Pier 1 Imports provides both short-term and long-term incentives to our executives for the effective
management of major functions, teamwork, and effective expense control. Success on these fronts leads to the
overall success of Pier 1 Imports. Pier 1 Imports believes that as an executive’s level of responsibility increases, a
greater portion of that executive’s potential total compensation should come from performance-based plans. This
aligns management’s interests with shareholders’ interests as the executive’s potential total compensation will only
increase when Pier 1 Imports’ performance improves.
Pier 1 Imports generally targets total compensation packages for executive officers at the 50th percentile of Pier
1 Imports’ peer group when Pier 1 Imports achieves planned financial and operational goals. Pier 1 Imports designs
its total compensation packages to provide pay above the 50th percentile of pay compared to its peer group when
Pier 1 Imports’ results significantly exceed planned financial and operational goals.

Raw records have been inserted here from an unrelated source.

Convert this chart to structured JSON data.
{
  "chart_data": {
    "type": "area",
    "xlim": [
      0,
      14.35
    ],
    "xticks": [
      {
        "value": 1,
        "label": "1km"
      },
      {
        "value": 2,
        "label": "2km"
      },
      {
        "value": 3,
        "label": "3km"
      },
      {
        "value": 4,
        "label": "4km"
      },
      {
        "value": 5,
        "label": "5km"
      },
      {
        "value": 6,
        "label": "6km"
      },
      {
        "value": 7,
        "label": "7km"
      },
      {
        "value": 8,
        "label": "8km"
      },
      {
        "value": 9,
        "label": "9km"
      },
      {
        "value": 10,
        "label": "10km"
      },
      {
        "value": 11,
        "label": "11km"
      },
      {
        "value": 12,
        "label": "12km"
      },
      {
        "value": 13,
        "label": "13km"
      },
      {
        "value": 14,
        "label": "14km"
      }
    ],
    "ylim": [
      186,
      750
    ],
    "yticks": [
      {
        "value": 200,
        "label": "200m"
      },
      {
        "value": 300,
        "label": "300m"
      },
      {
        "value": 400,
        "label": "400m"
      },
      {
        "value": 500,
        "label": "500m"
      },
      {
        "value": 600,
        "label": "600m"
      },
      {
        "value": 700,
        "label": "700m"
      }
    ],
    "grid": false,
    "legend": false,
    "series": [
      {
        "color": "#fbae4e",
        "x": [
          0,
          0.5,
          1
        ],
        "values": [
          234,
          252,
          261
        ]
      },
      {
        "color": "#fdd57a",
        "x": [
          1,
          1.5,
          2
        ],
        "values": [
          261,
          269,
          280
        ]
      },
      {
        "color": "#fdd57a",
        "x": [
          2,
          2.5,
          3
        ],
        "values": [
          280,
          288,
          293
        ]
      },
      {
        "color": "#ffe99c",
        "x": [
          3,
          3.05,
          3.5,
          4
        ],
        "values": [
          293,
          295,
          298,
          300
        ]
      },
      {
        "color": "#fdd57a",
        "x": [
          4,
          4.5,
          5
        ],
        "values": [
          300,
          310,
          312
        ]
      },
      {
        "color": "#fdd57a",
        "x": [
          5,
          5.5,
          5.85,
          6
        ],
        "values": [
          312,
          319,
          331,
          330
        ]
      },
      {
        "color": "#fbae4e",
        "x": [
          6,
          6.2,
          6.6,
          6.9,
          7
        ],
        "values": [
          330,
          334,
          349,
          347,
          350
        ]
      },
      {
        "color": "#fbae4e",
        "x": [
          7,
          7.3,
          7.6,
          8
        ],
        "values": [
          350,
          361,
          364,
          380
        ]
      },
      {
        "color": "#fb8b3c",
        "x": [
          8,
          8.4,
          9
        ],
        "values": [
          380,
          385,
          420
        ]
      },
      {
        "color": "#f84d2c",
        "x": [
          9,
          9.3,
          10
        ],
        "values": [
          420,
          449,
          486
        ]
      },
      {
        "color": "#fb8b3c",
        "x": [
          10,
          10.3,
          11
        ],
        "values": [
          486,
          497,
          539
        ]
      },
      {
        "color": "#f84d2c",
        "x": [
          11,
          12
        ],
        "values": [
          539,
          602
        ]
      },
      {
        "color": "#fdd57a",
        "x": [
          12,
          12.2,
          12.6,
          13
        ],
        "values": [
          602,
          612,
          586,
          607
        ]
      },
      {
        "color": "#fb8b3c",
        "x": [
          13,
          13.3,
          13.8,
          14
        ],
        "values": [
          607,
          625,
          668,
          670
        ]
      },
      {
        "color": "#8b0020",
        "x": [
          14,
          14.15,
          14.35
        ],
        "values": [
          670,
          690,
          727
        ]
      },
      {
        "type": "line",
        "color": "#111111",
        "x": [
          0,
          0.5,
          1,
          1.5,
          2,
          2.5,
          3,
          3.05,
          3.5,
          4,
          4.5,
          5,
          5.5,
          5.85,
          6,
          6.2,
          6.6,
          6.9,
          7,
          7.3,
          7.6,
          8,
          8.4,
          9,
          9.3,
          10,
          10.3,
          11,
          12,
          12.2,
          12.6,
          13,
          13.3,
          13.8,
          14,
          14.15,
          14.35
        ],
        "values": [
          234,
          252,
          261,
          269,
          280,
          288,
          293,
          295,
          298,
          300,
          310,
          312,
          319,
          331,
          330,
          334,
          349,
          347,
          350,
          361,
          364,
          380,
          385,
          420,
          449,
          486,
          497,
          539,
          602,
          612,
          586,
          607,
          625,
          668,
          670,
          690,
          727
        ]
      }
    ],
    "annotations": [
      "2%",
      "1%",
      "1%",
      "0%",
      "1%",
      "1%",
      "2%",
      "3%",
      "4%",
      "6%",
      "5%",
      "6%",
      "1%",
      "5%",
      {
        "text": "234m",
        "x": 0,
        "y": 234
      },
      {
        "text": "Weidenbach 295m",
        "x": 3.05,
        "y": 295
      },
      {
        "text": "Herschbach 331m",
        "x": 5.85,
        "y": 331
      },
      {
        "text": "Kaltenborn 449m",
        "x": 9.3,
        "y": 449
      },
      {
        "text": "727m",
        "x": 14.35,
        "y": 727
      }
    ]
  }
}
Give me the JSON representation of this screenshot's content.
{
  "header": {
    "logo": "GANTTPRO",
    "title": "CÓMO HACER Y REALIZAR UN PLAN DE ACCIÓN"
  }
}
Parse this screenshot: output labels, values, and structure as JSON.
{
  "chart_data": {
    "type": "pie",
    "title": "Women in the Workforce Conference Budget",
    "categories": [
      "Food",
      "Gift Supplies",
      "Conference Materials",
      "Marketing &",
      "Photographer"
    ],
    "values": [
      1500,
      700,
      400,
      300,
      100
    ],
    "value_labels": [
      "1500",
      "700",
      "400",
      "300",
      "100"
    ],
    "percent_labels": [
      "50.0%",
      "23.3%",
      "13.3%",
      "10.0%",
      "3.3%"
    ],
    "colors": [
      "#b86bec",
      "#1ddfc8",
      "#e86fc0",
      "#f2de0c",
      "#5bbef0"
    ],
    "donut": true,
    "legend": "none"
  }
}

At the beginning of 2011, Pier 1 Imports used a group of peer companies to benchmark short-term incentive
and long-term incentive elements of total compensation and non-employee director compensation. The peer group
included the following companies which at that time were publicly traded and were direct competitors, retail
industry competitors, and/or local area competitors for executive talent:
Bed Bath & Beyond Inc.
Blockbuster Inc.
Borders Group, Inc.
Charming Shoppes, Inc.
Cost Plus, Inc.
Dick’s Sporting Goods, Inc.
Fossil, Inc.
J.Crew Group, Inc.
Jo-Ann Stores, Inc.
Kirkland’s, Inc.
Liz Claiborne, Inc.
PetSmart, Inc.
RadioShack Corporation
Ross Stores, Inc.
Stein Mart, Inc.
Tuesday Morning Corporation
Williams-Sonoma, Inc.
Zale Corporation
Data for these companies was provided by Towers Watson & Co., the compensation committee’s executive
compensation consultant at that time.